Carol Chumney Remembers

Former state legislator and City Council member looks back on public life in her new autobiography.

For some years, Carol Chumney, the former state legislator, City Council member, and, perhaps most memorably, city mayoral candidate, has been reminding all and sundry that she was compiling a book that would, in the parlance, tell all.

Talk of that sort is common among members of the public class, but the awkward fact is that this is not New York or Washington. Memphis is a smaller market.

This is not even Nashville, with its key location at the nexus of state government and its ready point of reference to state figures who go on to make national reputations.

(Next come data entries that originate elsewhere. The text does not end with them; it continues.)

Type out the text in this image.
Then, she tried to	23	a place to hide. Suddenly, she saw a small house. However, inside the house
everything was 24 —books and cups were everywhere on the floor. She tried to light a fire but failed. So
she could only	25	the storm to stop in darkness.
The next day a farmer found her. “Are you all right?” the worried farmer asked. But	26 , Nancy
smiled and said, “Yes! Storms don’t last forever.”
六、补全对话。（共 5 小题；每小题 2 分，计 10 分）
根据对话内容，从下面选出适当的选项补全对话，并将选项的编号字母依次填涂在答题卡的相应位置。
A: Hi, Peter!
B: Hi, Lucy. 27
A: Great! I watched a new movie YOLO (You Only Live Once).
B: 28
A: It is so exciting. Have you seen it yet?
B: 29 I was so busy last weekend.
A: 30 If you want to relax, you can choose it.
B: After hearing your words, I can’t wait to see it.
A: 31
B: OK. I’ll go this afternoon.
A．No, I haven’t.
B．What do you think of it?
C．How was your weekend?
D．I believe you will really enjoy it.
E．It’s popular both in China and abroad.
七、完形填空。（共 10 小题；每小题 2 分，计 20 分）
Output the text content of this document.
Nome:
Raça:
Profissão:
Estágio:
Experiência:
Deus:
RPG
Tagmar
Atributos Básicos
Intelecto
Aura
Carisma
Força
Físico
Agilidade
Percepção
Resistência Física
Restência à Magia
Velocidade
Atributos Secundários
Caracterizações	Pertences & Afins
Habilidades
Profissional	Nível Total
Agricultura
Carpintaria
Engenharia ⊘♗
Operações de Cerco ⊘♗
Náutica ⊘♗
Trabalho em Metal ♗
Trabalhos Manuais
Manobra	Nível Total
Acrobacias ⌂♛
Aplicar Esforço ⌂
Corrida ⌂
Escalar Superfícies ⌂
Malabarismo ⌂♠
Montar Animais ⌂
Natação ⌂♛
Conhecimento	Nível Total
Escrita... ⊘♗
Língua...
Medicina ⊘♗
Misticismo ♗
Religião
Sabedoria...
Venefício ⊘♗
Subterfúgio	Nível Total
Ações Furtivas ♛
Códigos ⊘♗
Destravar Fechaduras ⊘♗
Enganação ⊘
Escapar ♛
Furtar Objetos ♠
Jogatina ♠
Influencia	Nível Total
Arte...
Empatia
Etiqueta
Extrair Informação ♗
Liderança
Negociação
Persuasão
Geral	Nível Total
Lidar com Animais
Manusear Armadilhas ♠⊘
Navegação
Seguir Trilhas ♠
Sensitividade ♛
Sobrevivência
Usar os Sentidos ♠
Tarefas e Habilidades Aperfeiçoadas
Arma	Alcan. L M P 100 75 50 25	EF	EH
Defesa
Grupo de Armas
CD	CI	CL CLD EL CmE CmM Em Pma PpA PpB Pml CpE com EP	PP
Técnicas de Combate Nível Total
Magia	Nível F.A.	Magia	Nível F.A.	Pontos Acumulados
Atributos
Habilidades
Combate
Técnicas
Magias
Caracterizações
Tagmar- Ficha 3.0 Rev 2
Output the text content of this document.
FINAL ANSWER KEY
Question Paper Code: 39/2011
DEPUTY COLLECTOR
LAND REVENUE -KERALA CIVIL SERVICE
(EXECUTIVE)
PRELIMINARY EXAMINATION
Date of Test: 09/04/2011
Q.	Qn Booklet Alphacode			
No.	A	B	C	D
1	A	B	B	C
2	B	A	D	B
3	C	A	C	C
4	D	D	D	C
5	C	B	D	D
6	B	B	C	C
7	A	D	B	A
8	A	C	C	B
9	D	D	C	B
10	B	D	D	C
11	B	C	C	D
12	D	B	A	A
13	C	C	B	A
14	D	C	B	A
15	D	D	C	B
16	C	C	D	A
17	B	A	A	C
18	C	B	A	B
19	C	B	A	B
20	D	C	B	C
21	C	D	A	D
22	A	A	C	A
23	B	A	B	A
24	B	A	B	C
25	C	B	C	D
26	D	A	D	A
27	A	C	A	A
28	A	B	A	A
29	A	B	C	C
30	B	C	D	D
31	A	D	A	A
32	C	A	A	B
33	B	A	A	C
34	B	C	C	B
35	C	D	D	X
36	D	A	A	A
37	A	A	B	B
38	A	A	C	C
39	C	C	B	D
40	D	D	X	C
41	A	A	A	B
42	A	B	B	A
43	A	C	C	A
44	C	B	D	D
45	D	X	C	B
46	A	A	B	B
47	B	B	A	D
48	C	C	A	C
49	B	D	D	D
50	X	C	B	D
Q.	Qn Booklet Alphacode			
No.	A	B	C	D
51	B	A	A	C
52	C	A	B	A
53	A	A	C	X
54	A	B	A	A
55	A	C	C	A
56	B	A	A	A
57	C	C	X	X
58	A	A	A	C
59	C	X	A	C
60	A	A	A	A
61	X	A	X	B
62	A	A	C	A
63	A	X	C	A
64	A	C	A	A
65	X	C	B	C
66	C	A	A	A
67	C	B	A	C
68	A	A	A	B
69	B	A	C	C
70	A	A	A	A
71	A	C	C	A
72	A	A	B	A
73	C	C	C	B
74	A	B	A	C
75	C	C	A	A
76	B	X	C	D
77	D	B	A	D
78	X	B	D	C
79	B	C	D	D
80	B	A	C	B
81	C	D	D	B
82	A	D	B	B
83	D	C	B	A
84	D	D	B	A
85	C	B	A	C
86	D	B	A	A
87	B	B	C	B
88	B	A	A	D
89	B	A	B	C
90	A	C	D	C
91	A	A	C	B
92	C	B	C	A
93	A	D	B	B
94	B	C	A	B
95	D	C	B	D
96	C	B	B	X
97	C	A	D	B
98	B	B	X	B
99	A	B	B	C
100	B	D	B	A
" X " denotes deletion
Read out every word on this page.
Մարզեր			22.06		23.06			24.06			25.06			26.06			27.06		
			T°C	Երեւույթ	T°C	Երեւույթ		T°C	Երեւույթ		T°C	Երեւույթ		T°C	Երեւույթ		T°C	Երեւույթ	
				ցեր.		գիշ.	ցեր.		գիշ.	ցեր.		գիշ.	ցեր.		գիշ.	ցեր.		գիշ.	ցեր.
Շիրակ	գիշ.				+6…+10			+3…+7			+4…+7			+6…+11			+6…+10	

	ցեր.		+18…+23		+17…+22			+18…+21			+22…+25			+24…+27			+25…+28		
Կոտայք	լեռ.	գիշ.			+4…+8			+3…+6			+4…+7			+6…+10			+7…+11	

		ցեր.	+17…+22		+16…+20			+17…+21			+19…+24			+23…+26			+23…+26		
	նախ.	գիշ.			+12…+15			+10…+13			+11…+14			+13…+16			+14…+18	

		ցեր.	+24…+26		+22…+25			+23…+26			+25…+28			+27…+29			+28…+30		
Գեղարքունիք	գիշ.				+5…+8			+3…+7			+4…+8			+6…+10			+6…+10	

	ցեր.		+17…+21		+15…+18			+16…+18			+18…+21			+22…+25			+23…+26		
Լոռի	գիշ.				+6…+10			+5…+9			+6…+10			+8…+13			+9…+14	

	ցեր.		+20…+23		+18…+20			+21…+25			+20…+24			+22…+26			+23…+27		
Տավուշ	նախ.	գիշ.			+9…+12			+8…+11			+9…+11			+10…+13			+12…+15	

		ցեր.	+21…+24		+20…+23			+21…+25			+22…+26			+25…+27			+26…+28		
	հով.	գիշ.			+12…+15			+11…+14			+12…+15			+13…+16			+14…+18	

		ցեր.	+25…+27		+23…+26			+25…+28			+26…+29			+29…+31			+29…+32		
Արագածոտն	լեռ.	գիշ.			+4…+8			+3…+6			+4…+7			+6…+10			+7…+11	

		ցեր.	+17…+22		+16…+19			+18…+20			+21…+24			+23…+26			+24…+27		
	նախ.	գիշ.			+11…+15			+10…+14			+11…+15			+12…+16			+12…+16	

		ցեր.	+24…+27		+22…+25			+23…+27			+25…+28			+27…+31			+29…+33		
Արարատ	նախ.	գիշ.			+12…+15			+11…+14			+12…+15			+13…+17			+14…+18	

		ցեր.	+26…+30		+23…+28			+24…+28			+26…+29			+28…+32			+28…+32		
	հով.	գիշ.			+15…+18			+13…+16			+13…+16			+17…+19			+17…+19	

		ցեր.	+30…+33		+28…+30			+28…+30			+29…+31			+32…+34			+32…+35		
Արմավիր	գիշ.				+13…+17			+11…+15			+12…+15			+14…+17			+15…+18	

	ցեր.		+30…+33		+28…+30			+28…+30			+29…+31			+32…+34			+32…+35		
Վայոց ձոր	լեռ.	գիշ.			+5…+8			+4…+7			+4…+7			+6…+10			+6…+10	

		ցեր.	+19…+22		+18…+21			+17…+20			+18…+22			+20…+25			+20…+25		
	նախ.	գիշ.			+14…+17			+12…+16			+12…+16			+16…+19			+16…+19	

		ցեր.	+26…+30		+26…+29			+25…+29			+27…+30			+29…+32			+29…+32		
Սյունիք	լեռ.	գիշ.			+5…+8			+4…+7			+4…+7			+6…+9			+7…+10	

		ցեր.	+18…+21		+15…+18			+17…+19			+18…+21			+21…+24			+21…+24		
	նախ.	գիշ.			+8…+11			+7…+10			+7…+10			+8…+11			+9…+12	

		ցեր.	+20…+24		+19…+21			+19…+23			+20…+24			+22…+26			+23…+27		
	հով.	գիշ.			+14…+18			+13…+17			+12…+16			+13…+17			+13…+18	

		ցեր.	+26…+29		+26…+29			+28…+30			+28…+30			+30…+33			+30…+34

These have been facts of life that have rendered publishing ambitions of the sort advanced by Chumney for conversation rather than completion. (Exceptions acknowledged for memoirs and studies relating to the undeniable and profound importance of Memphis as a roots locale of the several streams of popular music that have changed the world.)

Yet there are stories of the public sphere here, Chumney’s being a case in point, that need a larger telling, and the new age of social-media opportunities is making it possible to give them proper scope.

Chumney has done it! — telling her tale in a self-published 608-page volume available from Amazon in hardback ($31.95), paperback, and an instantly accessible Kindle edition. Entitled The Arena: One Woman’s Story, it reviews with admirable specificity her own life and times (with equal emphasis on both of those terms). Chumney believes, with considerable included evidence, that she has stood for genuine advances in democracy and in the transparency of public business and in the responsibility of public figures to further such advances.

She also sees herself as the exponent of the long imminent, but still incompletely achieved, shattering of the “glass ceiling” that, until our own semi-woke times, has prevented women from achieving their full potential in public life. She does her share of taking and telling names in this narrative — involving the whole roll call of important contemporaries. A great deal of her focus is on her races for office, including the one for Memphis mayor in 2007 in which she came within 7 points of unseating longtime mayoral incumbent Willie Herenton, and might have done so had there not been a third candidate in the race, lawyer and NAACP eminence Herman Morris.

Nor does she overlook the warp and woof of public policy, which she examines at great length — ranging from her genuinely groundbreaking efforts in child-care reform as a legislator to abuses and oversights in city government that she made her focus on as a municipal figure. Much, of course, is ex parte, but all of it is revealing. Chumney soldiers on, currently on the issue of voting reform.